Однако после распада Советского Союза Морщакова получила выдающийся шанс, наконец, применить свои теоретические знания на практике в федеральном масштабе. Она принимала участие в разработке Конституции РФ, Концепции судебной реформы, а также проектов Федерального конституционного закона «О Конституционном суде Российской Федерации», Федерального закона «Об обжаловании в суд действий и решений, нарушающих права и свободы граждан», Федерального закона «О статусе судей в Российской Федерации».

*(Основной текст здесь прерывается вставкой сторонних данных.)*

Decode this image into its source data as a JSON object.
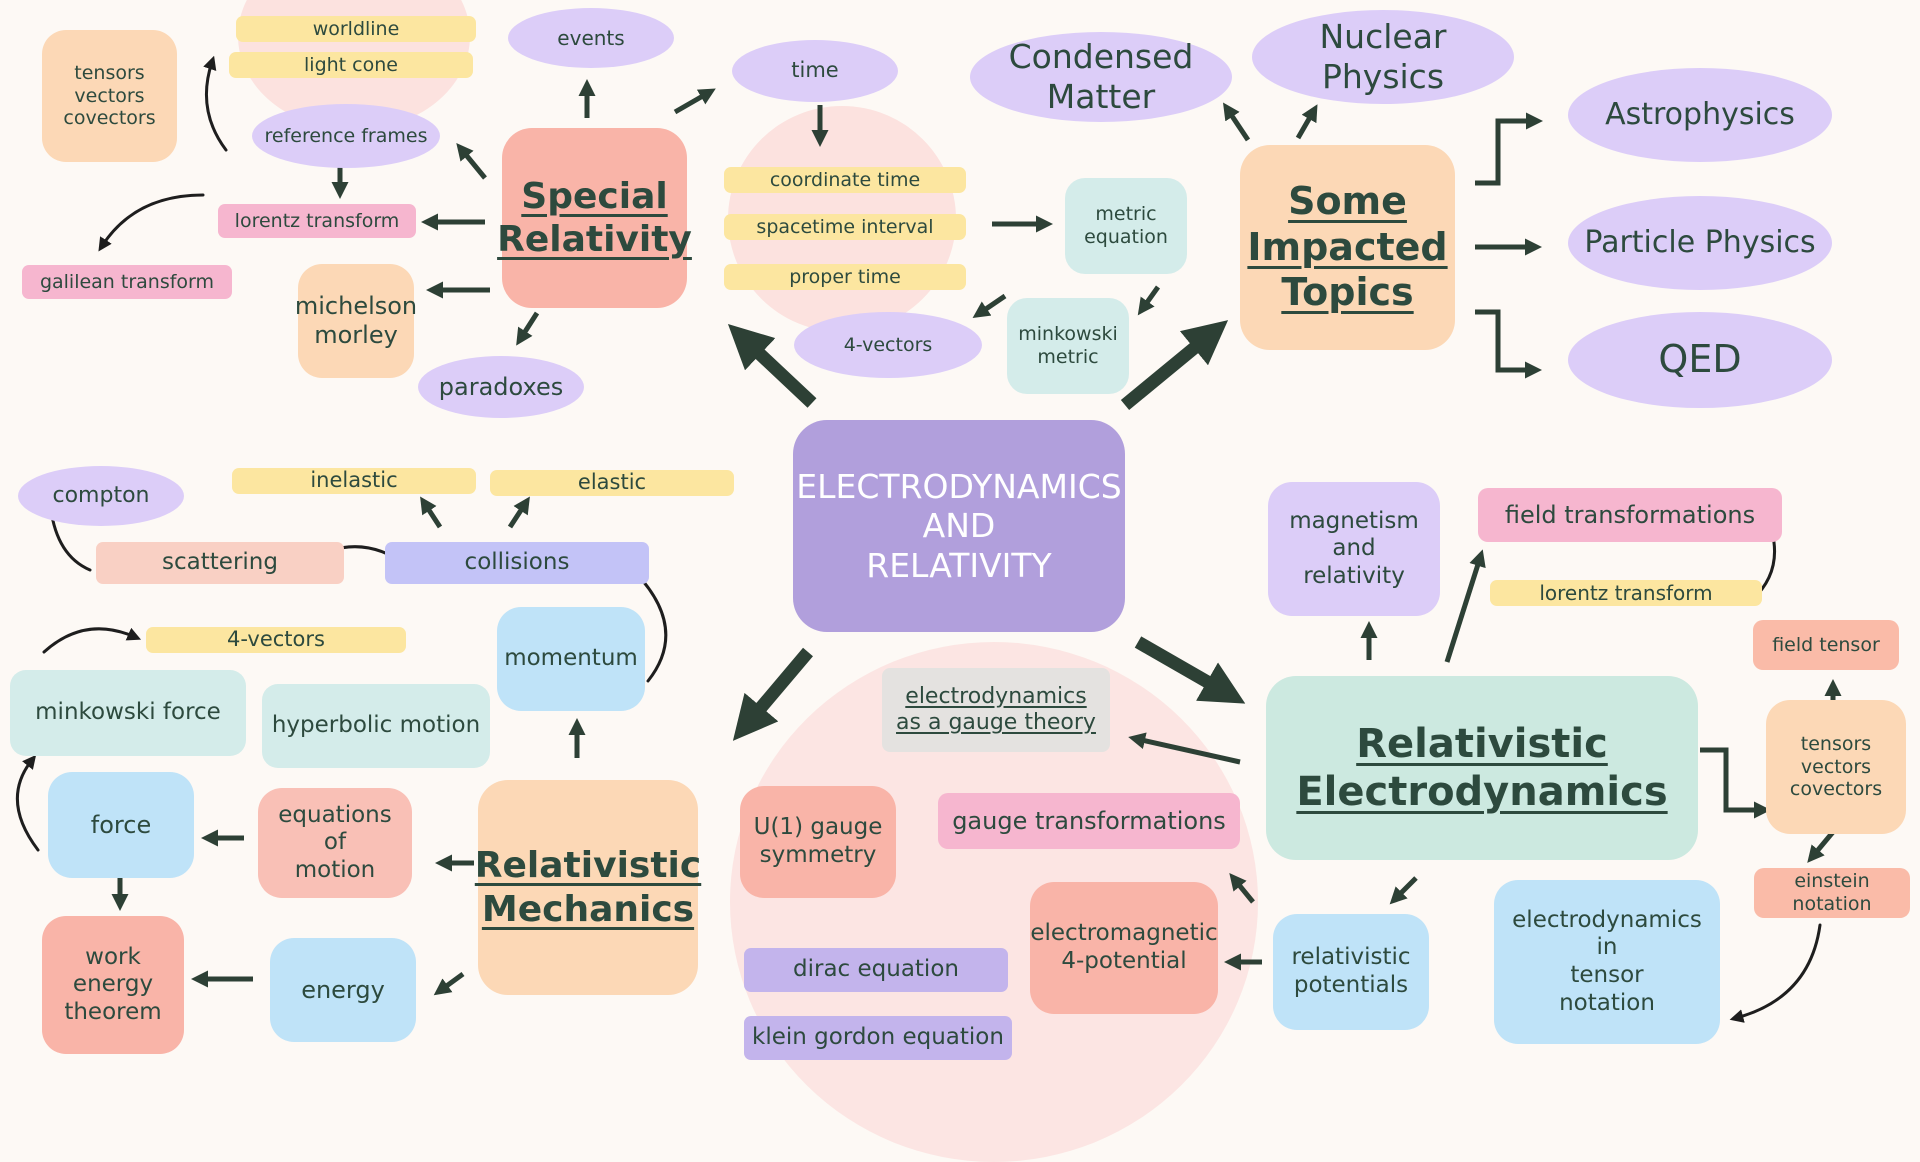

Ключевым годом ее жизни, пожалуй, можно назвать 1993-й. Морщакова поспособствовала ограничению парламентаризма в стране и превращению России в президентскую республику. В марте 1993 года Морщакова голосовала против принятия заключения КС о неконституционности решений и действий Бориса Ельцина. А 21 сентября 1993 года голосовала против заключения Конституционного суда, которым Указ Президента РФ Ельцина №1400 «О поэтапной конституционной реформе в РФ» признан основанием для отрешения его от должности.

В то же время следует признать, что Морщакова вскоре после этого отошла от активного участия в формировании решений государственного значения. Неизвестно, стало ли это следствием ее переоценки событий 1993 года, но с уверенностью можно сказать, что одна из инициаторов выбора направления развития не только судебной системы, но и всей страны в период 1993-2000 годы, отстранилась от дальнейшей активной работы по ее корректированию и вернулась в более привычный статус теоретика, оценивающего и критикующего изъяны.

Этот факт сам по себе нисколько не умаляет значимость такого смелого интеллектуала как Морщакова. Наоборот, профессиональный критический взгляд со стороны – вероятно, именно то, что сегодня необходимо нашей судебной системе для достижения новых рубежей развития. 

Но прежде чем прислушиваться к требованиям эксперта и принимать в расчет критику, все же следует оценить обоснованность и актуальность анализа на сопоставлении теоретических оценок Морщаковой и имеющихся объективных фактов из практики. 

1

Одним из главных тезисов Морщаковой, который в том или ином виде всплывает практически в каждом ее выступлении, является идеализация первого проекта судебной реформы и провал «контрреформ» после 2000 года: 

«Когда в 1991 году появилась российская концепция судебной реформы, и она начала реализовываться, первые шаги вдохновили тех, кому она была адресована. У них, можно сказать, горели глаза, они готовы были быть независимыми, справедливыми, всякими-хорошими… Был момент надежды. Я связываю его с концепцией 1991 года по развитию судебной реформы в стране и с принятием Конституции 1993 года. А потом очень быстро, начиная с 2000 года – совсем явно, пошла типичная контрреформа».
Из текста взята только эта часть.